Mourning

It’s taken me a little over a month to be able to put into words my feelings about my first half marathon. I knew going into it that it wasn’t going to be exactly as I had pictured, and who would want that anyway – to know exactly how something is going to turn out? No thanks.

But I had dreamed and envisioned my first half marathon so many times over the past year that I felt completely prepared (minus the hip pain that came on the week of the race, and the bronchitis that plagued me the entire month of December). I expected it to be the most magical adventure of my running life.

Weeds...

It’s no surprise that I’ve been avoiding – avoiding this blog, avoiding running, avoiding living a healthy lifestyle all together…if I’m being completely honest. Since the Princess Half Marathon I’ve only gone on one run and been to the gym twice. Healthy eating has been sporadic at best – a drastic difference from the previous nine months of training.
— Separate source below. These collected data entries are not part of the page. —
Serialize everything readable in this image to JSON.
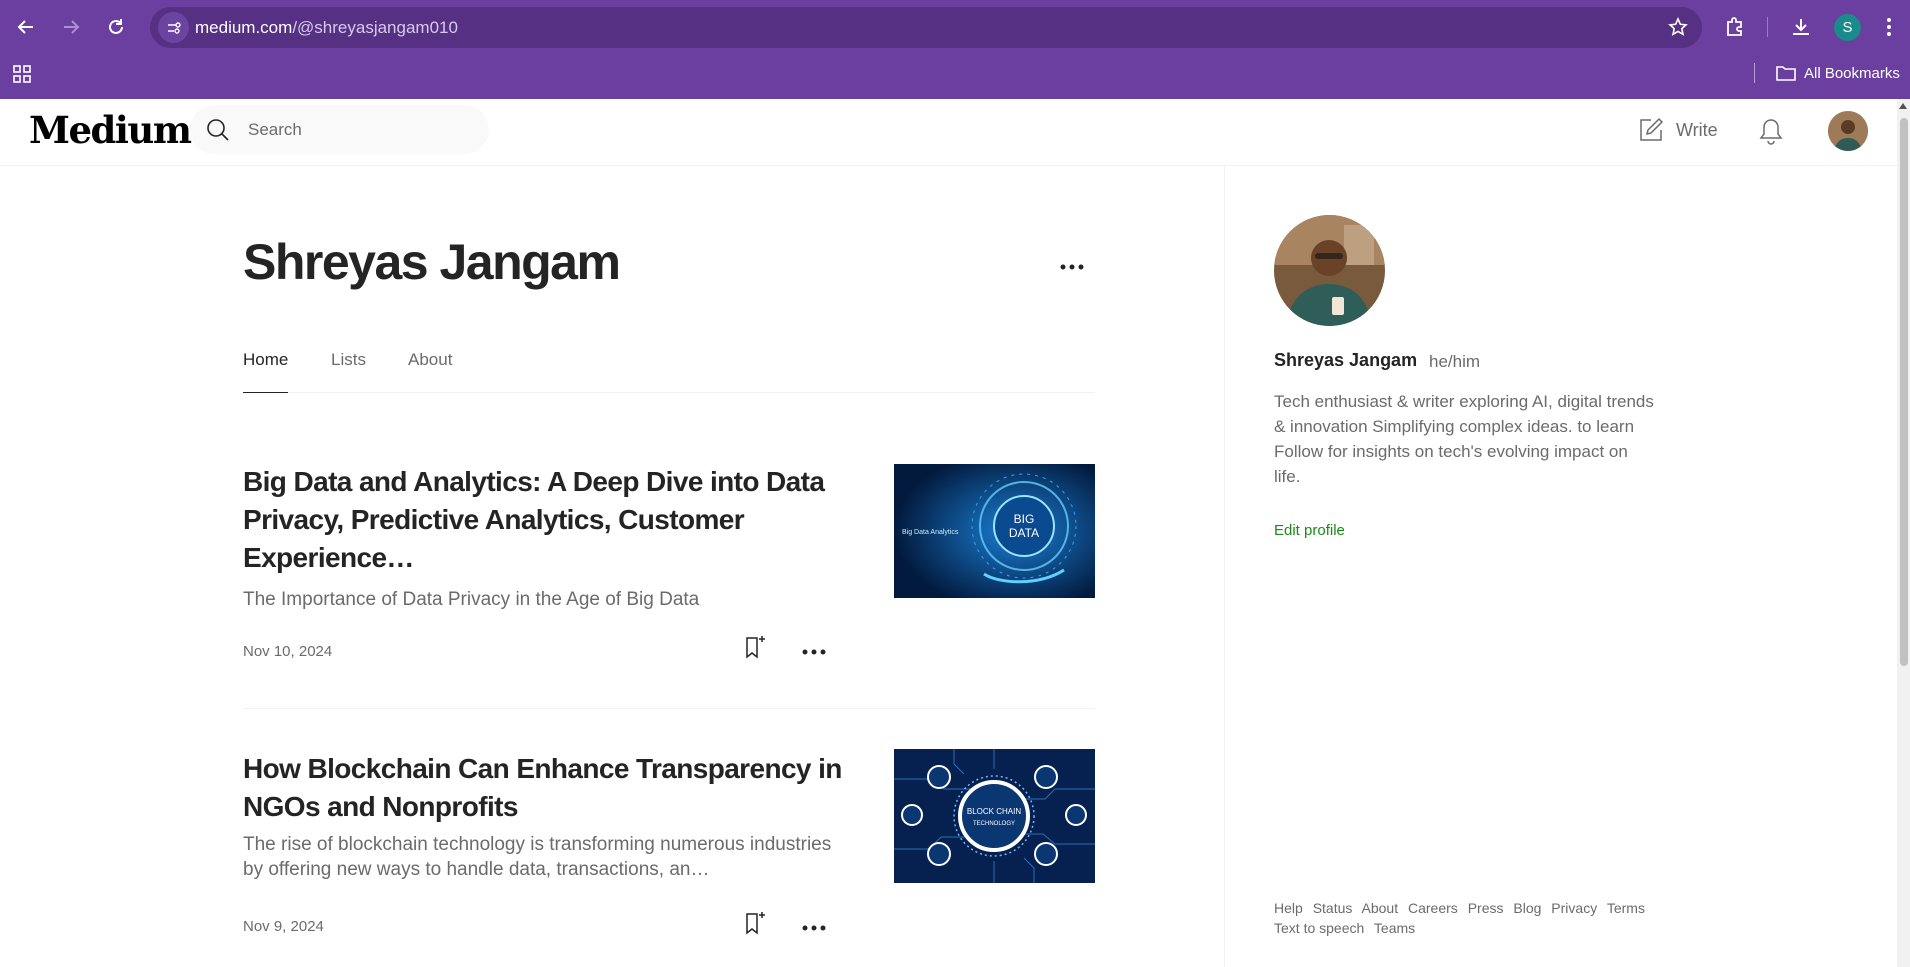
{
  "browser": {
    "url_host": "medium.com",
    "url_path": "/@shreyasjangam010",
    "profile_initial": "S",
    "bookmarks_label": "All Bookmarks",
    "accent_color": "#6b3fa0"
  },
  "header": {
    "logo": "Medium",
    "search_placeholder": "Search",
    "write_label": "Write"
  },
  "profile": {
    "name": "Shreyas Jangam",
    "tabs": [
      {
        "label": "Home",
        "active": true
      },
      {
        "label": "Lists",
        "active": false
      },
      {
        "label": "About",
        "active": false
      }
    ]
  },
  "articles": [
    {
      "title": "Big Data and Analytics: A Deep Dive into Data Privacy, Predictive Analytics, Customer Experience…",
      "subtitle": "The Importance of Data Privacy in the Age of Big Data",
      "date": "Nov 10, 2024",
      "thumb_text_left": "Big Data Analytics",
      "thumb_text_center_1": "BIG",
      "thumb_text_center_2": "DATA"
    },
    {
      "title": "How Blockchain Can Enhance Transparency in NGOs and Nonprofits",
      "subtitle": "The rise of blockchain technology is transforming numerous industries by offering new ways to handle data, transactions, an…",
      "date": "Nov 9, 2024",
      "thumb_text_center_1": "BLOCK CHAIN",
      "thumb_text_center_2": "TECHNOLOGY"
    }
  ],
  "sidebar": {
    "name": "Shreyas Jangam",
    "pronouns": "he/him",
    "bio": "Tech enthusiast & writer exploring AI, digital trends & innovation Simplifying complex ideas. to learn Follow for insights on tech's evolving impact on life.",
    "edit_profile": "Edit profile",
    "footer": [
      "Help",
      "Status",
      "About",
      "Careers",
      "Press",
      "Blog",
      "Privacy",
      "Terms",
      "Text to speech",
      "Teams"
    ]
  }
}
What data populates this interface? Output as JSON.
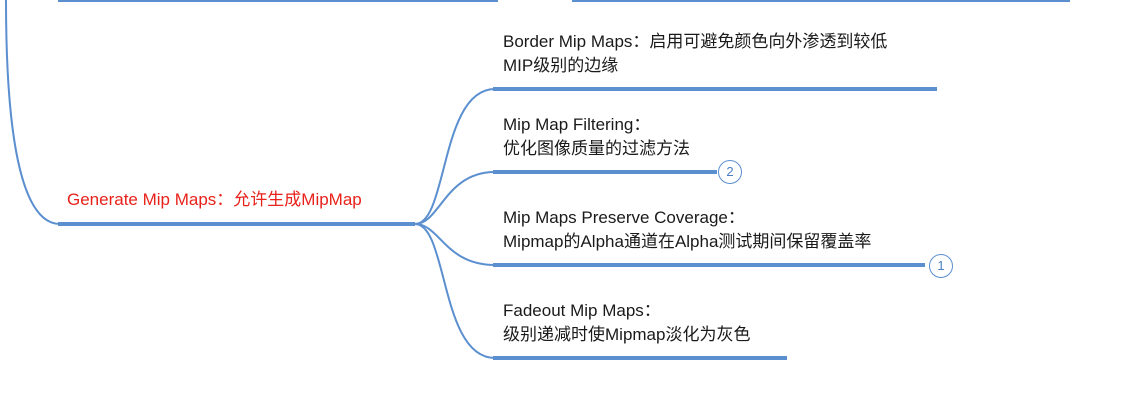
{
  "colors": {
    "branch": "#5b8fcf",
    "underline": "#5b8fcf",
    "root_text": "#e8211a",
    "text": "#1a1a1a"
  },
  "root": {
    "text": "Generate Mip Maps：允许生成MipMap"
  },
  "children": [
    {
      "line1": "Border Mip Maps：启用可避免颜色向外渗透到较低",
      "line2": "MIP级别的边缘"
    },
    {
      "line1": "Mip Map Filtering：",
      "line2": "优化图像质量的过滤方法",
      "badge": "2"
    },
    {
      "line1": "Mip Maps Preserve Coverage：",
      "line2": "Mipmap的Alpha通道在Alpha测试期间保留覆盖率",
      "badge": "1"
    },
    {
      "line1": "Fadeout Mip Maps：",
      "line2": "级别递减时使Mipmap淡化为灰色"
    }
  ]
}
Like so many others my body likes, craves even, routine. And when routine is thrown out the window and replaced with heavy meals, sweet snacks, and less time in the gym than I’ve ever spent, well, it results in some pretty bad things…a 6 pound weight gain for one, and a herniated disk in my lower back for another.

I had a sports massage last week and got to talking to my therapist about my experiences with the Princess Half Marathon. He suggested that perhaps I am in mourning. I had a vision of what that race would be like and what I would be like afterward – happy, exhilarated, and ready to take on another half marathon. Well, the result was completely the opposite.

Our greatest glory

Much of this is self-pity, I know. So many people would give anything to do what I did – go to Walt Disney World for a week, run a half marathon, and generally have a ball. I don’t take for granted those experiences. But I am willing to admit that it wasn’t the most magical experience (the race, anyway), and that it has somewhat tainted long distance running for me.

Will I run another half marathon in the future? I don’t know. Will I get back to running as a means to a healthier life, not a race medal? I hope so. What I know right now as I sit in the most agonizing pain from a bum low back is this: my mourning is over. The moment I woke up one morning only to find that I couldn’t walk from the pain was the moment I yearned to lace up my running shoes and head outside. “The grass is always greener” as they say.

You are capable

I will write a full race and vacation recap, but for now I’ll leave this here as a reminder to myself to not take your health or ability to do great thing (like finish a half marathon!) for granted.